Stéphane Hessel : oui, mais...
Le pamphlet "Indignez-vous" est une étincelle. Suffira-t-elle à allumer la flamme ?
![](http://www.agoravox.fr/local/cache-vignettes/L300xH208/hessel_glieres_2009_7red-2-d5226.jpg)
J’ai beaucoup aimé le pamphlet de Stéphane Hessel, ayant combattu moi-même le nazisme dans la clandestinité des FTP (Francs Tireurs et Partisans, proches du Parti communiste) et du BCRA (un des organismes de lutte secrète basé à Londres). Le programme du Conseil National de la Résistance a été un grand progrès de notre histoire, une superbe construction économique et sociale empreinte de générosité et de justice. Ce jaillissement des ténèbres hitlériennes a été suivi par une autre éruption lumineuse : celle de mai 68, un bouleversement culturel enflammé par la jeunesse, qui a propulsé la France dans la modernité. Deux moments essentiels, deux avancées fortes de l’émotion populaire, deux éclairs d’une liberté réclamée avec fièvre. Et l’indignation est plus que nécessaire devant la sinistre érosion de leurs acquis par la régression réactionnaire, le libéralisme capitaliste, le pouvoir de l’argent et l’aplatissement de la pensée.
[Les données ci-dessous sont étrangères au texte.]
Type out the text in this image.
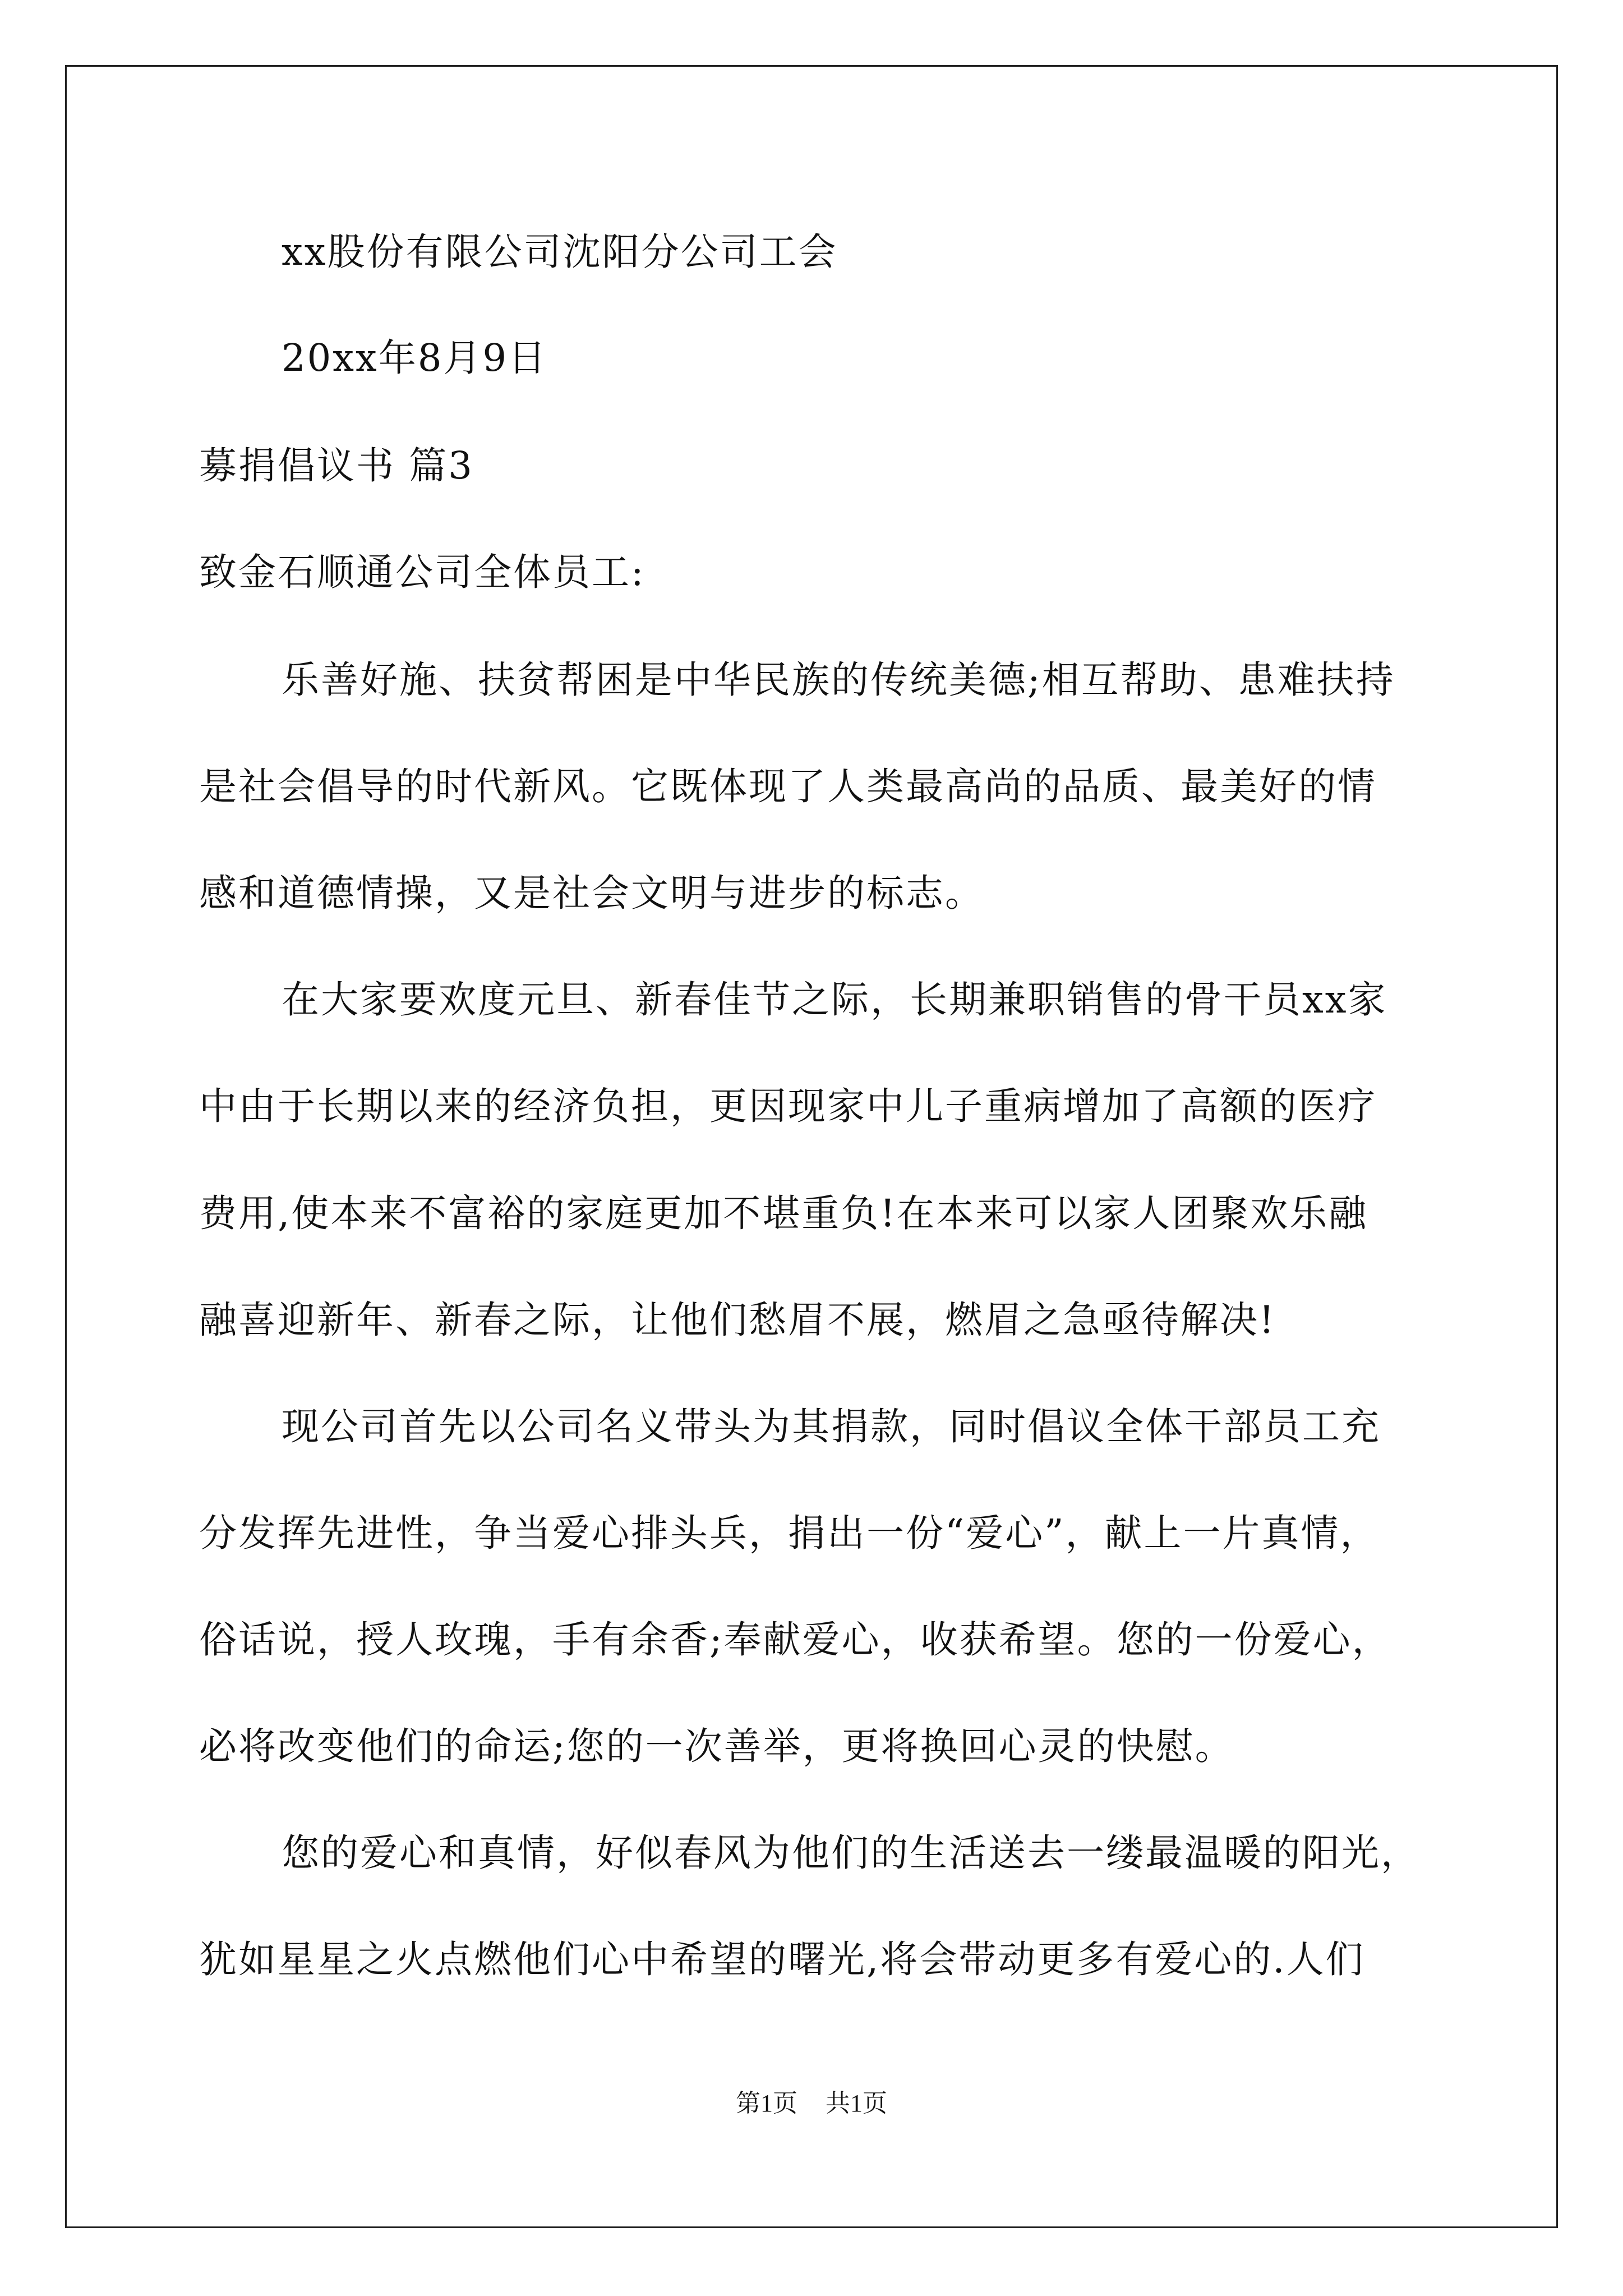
xx股份有限公司沈阳分公司工会
20xx年8月9日
募捐倡议书 篇3
致金石顺通公司全体员工:
乐善好施、扶贫帮困是中华民族的传统美德;相互帮助、患难扶持
是社会倡导的时代新风。它既体现了人类最高尚的品质、最美好的情
感和道德情操，又是社会文明与进步的标志。
在大家要欢度元旦、新春佳节之际，长期兼职销售的骨干员xx家
中由于长期以来的经济负担，更因现家中儿子重病增加了高额的医疗
费用,使本来不富裕的家庭更加不堪重负!在本来可以家人团聚欢乐融
融喜迎新年、新春之际，让他们愁眉不展，燃眉之急亟待解决!
现公司首先以公司名义带头为其捐款，同时倡议全体干部员工充
分发挥先进性，争当爱心排头兵，捐出一份“爱心”，献上一片真情，
俗话说，授人玫瑰，手有余香;奉献爱心，收获希望。您的一份爱心，
必将改变他们的命运;您的一次善举，更将换回心灵的快慰。
您的爱心和真情，好似春风为他们的生活送去一缕最温暖的阳光，
犹如星星之火点燃他们心中希望的曙光,将会带动更多有爱心的.人们
第1页 共1页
Il n’y a pas de mouvement réussi sans passion. Hessel a raison de le rappeler. Le programme du CNR n’était pas seulement le froid projet d’un groupe d’études ou de réflexion. Il était une conviction de combattants et une profession de foi. Et surtout il était porté par le formidable emballement des masses émergeant de la nuit totalitaire. J’ai vu cette exaltation, j’en ai même été l’objet à la fin de l’occupation. Collés aux basques de la retraite allemande, quatre d’entre nous avons suivi la colonne de chars qui libérait le nord de la France dans une “jeep” allemande récupérée, que nous avions bariolée d’écarlate, bardée de drapeaux rouges et décorée de slogans révolutionnaires. Tout le long de la route, les foules qui applaudissaient leurs sauveurs militaires sont devenues littéralement folles à la vue de notre brûlot. Le tonnerre d’ovations qui salua notre passage souleva des milliers de gens comme il porta à l’époque les réformes du CNR. Cette expérience est restée gravée dans ma tête. Avec une leçon à ne jamais oublier. C’est l’enthousiasme qui est la sève de la politique. C’est lui qui nous fait défaut aujourd’hui. Et c’est lui, sous sa forme indignée, que Hessel a raison de tenter de ranimer
Un bémol cependant. L’affrontement dans le Proche-Orient est-il vraiment la “principal sujet d’indignation” actuel ? Certes, il suscite écœurement, honte et colère. Sans doute, comme l’écrit Thomas Friedman dans le New York Times, Israël a aujourd’hui “le gouvernement le plus déréalisé, dénué d’imagination et pétri de clichés de son histoire”, et il est évident que son opération “plomb durci”, parmi d’autres, a été un exemple de férocité inutile. Mais l’Etat juif se bat pour son existence dans un entourage hostile, et même si l’on a toujours tendance humainement à favoriser le plus faible face aux excès du plus fort, lui attribuer tous les torts est aussi manichéen – et injuste – que la culpabilisation univoque des Serbes lors de la guerre dans les Balkans. Autre conclusion qui s’impose : les partis pris sont dangereux dans une situation trouble et on ne peut y résoudre les problèmes en ne s’indignant que d’un seul côté.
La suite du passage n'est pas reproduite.